Выбрать главу

III.

Адвокат Гамидова Андрей Маркин - партнер адвокатского бюро «Высоцкий, Шейнин и партнеры», офис которого находится в квартале от СИЗО на том же Партизанском проспекте, в пристройке к Краевому дому физкультуры. Сквозь окна конторы видны окна спортзала, в которых скачут детские силуэты с баскетбольным мячом. Пока я читаю уголовное дело, Маркин смотрит на детей.

После протоколов допросов свидетелей и прочих обязательных формальностей к делу подшит результат судебно-психологической экспертизы Гамидова. Экспертиза проводилась по инициативе прокуратуры 26 декабря 2006 года. Психолог из краевого бюро судмедэкспертизы (которое тоже находится на Партизанском проспекте) установил, что в момент совершения преступления Гамидов находился «в состоянии внезапно возникшего сильного душевного волнения». «На его поведение, - пишет эксперт, - существенно могли повлиять свойственные ему такие индивидуально-психологические особенности, как повышенная эмоциональная восприимчивость к внешним воздействиям, высокий уровень притязаний, а также уязвимость в ситуации конфликта».

Спрашиваю адвоката, что такое высокий уровень притязаний. Маркин отворачивается от окна и говорит:

- Я адвокат, чернильная душа, поэтому давайте по порядку. Во-первых, я тоже не в восторге от того, что у нас столько лиц кавказской национальности. Но если они у нас живут, надо понимать, какие у них есть особенности. Высокие притязания - одна из таких особенностей. Обратите внимание на выражение «…твою мать». Для нас это почти междометие, абсолютно бессмысленный оборот. Выходцы с Кавказа понимают его совсем по-другому, буквально. Я никогда не забуду, как в армии за мной по столовой гонялся чеченец с вилкой в руках - только из-за того, что я его обматерил. Или, например, в сериале «Штрафбат» был герой-ингуш, который убил своего командира из-за этой фразы. Гамидов говорит, что его ни разу в жизни такими словами не оскорбляли, и я склонен ему верить. Я не психолог, но даже мне очевидно, что после такого оскорбления человек с высоким уровнем притязаний может впасть в состояние сильного душевного волнения, именуемого аффектом.

IV.

Гамидов остался жить во Владивостоке тридцать лет назад - сразу после срочной службы на Тихоокеанском флоте. Представить, что за эти годы он ни разу не слышал мата, очень сложно, но что еще может сказать адвокат? Листаю дело дальше. Через четыре листа - еще один результат экспертизы, уже стационарной, психолого-психиатрической. Спрашиваю, зачем понадобилось проверять Гамидова еще раз.

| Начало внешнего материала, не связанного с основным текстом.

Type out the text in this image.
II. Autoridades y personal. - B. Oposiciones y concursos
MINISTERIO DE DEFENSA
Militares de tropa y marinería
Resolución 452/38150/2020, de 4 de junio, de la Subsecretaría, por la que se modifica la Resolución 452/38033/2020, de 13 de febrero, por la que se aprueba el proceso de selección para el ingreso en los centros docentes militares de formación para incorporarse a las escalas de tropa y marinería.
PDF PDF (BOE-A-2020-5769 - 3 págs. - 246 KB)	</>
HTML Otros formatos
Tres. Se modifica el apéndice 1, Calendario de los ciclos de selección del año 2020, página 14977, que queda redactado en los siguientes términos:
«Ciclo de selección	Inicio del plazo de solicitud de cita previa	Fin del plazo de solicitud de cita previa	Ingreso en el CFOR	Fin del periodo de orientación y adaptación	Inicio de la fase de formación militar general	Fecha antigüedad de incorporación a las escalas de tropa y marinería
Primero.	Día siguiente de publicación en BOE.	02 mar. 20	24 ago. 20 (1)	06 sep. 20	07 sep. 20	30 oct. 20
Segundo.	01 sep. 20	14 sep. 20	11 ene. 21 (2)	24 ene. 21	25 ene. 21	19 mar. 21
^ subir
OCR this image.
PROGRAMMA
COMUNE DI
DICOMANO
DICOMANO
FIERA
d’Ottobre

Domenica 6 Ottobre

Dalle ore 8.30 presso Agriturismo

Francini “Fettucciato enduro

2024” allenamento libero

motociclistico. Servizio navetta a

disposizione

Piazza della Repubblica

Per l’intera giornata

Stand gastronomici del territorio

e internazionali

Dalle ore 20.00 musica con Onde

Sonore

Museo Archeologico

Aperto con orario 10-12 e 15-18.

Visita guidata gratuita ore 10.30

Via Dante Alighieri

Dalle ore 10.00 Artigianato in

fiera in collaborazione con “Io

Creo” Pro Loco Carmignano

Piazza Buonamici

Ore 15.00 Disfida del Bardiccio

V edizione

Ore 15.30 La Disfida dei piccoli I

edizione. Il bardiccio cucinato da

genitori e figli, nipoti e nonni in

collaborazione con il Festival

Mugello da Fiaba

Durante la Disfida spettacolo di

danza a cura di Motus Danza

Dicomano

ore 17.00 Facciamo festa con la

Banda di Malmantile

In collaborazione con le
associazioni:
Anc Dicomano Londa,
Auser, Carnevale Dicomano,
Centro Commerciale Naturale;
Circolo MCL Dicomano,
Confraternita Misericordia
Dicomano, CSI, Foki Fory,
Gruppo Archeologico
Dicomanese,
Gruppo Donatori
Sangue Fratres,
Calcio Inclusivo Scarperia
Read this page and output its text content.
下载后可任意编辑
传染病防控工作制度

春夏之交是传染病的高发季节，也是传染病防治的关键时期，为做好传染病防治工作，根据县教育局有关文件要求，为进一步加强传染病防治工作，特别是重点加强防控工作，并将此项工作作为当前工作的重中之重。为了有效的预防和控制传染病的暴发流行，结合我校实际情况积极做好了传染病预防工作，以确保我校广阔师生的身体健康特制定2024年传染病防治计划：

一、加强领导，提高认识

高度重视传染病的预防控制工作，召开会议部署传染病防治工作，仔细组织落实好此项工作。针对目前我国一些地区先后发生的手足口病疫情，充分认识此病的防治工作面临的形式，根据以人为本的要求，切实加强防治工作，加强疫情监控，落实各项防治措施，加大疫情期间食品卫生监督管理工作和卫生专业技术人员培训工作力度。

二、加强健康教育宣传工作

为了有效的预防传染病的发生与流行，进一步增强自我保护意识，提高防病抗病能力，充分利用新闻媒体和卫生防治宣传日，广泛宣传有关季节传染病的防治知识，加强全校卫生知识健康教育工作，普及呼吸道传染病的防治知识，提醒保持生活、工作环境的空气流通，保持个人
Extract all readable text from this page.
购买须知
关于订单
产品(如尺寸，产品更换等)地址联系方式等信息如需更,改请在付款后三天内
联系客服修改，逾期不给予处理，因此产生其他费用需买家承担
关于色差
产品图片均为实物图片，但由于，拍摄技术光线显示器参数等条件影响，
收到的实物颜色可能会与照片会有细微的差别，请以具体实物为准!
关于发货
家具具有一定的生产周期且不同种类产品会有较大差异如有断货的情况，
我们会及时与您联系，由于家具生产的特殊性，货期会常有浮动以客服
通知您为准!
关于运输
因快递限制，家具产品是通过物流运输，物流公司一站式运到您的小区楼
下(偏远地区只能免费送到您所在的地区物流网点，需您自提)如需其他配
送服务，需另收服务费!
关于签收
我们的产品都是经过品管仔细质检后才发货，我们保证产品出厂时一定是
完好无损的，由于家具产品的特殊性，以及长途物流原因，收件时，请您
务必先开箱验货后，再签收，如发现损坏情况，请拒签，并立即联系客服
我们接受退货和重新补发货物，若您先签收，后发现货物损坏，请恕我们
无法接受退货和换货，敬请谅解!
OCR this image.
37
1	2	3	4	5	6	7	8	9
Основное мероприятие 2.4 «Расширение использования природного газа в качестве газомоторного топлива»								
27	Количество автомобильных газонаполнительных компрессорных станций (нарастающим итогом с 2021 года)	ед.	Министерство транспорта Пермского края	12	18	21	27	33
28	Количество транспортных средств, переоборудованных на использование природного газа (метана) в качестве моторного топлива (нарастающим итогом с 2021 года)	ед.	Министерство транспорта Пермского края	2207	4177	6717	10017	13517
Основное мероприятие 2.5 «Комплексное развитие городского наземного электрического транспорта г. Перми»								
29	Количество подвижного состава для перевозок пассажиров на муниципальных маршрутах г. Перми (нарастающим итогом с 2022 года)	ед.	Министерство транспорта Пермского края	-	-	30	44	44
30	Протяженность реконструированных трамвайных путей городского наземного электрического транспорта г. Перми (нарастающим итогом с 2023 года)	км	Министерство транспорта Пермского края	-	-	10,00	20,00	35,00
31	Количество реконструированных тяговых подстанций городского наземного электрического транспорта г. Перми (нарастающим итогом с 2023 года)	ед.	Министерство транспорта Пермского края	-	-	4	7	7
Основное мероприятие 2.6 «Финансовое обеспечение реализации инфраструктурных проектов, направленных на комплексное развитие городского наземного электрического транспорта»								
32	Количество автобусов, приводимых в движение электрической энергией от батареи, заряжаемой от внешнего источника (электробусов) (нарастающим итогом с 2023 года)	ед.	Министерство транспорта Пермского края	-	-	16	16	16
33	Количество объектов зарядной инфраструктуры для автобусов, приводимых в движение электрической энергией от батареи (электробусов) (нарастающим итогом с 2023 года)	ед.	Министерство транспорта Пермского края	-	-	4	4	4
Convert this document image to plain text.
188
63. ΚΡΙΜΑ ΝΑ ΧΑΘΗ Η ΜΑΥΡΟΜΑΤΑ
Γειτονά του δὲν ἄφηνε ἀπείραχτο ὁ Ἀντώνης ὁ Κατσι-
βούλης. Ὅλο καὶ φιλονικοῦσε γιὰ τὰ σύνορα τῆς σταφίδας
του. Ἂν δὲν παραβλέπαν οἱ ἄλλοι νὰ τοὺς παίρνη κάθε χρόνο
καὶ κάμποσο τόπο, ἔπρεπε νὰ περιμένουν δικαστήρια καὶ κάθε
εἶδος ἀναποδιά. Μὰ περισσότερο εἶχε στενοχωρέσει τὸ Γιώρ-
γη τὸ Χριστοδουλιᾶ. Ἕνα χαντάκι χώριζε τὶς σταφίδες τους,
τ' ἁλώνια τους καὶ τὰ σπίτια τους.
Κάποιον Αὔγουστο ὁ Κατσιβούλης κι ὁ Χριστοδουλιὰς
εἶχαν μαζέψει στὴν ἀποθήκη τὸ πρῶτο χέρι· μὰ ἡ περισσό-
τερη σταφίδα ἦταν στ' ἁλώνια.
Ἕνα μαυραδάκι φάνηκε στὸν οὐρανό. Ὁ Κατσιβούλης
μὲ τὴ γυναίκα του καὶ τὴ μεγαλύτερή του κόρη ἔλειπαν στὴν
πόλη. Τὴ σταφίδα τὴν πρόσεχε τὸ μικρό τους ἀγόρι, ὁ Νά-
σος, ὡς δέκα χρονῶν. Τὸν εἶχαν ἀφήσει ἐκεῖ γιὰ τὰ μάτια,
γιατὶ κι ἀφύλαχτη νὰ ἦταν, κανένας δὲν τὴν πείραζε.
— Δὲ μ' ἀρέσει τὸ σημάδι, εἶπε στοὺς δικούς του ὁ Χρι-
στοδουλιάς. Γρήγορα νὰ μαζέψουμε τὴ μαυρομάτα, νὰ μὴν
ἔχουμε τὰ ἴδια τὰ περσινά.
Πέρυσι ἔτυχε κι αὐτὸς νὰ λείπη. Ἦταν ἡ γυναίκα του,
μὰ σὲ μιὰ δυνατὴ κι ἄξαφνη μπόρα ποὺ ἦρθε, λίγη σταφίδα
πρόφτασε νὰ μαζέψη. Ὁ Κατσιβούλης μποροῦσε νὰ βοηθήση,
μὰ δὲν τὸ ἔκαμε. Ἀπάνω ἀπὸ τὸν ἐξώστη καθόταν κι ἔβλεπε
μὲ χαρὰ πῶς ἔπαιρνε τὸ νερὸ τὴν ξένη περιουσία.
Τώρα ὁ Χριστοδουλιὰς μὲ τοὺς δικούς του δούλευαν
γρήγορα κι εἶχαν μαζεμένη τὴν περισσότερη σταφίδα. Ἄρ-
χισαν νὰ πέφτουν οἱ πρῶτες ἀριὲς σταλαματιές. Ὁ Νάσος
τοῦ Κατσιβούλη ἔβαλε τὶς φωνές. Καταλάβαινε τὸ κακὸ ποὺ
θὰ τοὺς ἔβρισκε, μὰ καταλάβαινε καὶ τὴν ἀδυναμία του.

- А это у прокуратуры надо спрашивать, - адвокат явно доволен, что я обратил внимание на вторую экспертизу. - Первая экспертиза обвинению не понравилась, и прокурорские решили отправить его в стационар, в Уссурийск. Там он пролежал месяц, результат оказался тот же.

Читаю: «Ситуация была внешне и внутренне конфликтной для испытуемого, затрудняла удовлетворение его потребностей в безопасности и уважении, требовала быстроты разрешения. Высказывания в адрес подэкспертного задевали высокозначимую потребность в самоуважении, ущемляли его самолюбие и национальное достоинство».

Почему один и тот же Ленинский суд во время первого рассмотрения дела проигнорировал обе экспертизы, а во время второго - мало того, что учел, да еще и так сильно изменил приговор - главная загадка дела Гамидова. В краевой прокуратуре (от официальных комментариев ведомство отказывается, поэтому все комментарии представителей прокуратуры - на условиях анонимности) говорят о «вновь открытых обстоятельствах», в том числе и о том, что за время, которое прошло между двумя процессами, семья Гамидовых добровольно выплатила семье Смоляковых 500 тысяч рублей компенсации морального ущерба. Но это объяснение звучит неубедительно - с каких это пор денежная компенсация может превратить семь лет колонии в три года условно? Объяснение адвоката тоже звучит странно:

- Прокуратура добилась своего: первый приговор спровоцировал шумиху, а о втором просто никто не знает. В июне в зале суда были телекамеры, которые туда именно прокуратура привела. В ноябре никаких камер не было, газеты тоже молчат. Пиар-эффект, ничего более.

Каким образом в этот «пиар-эффект» укладывается фактический провал обвинения - адвокат объяснить не может.

Во время второго рассмотрения дела представители обвинения отказались задавать вопросы подсудимому и свидетелям. Почему так произошло, в прокуратуре не говорят.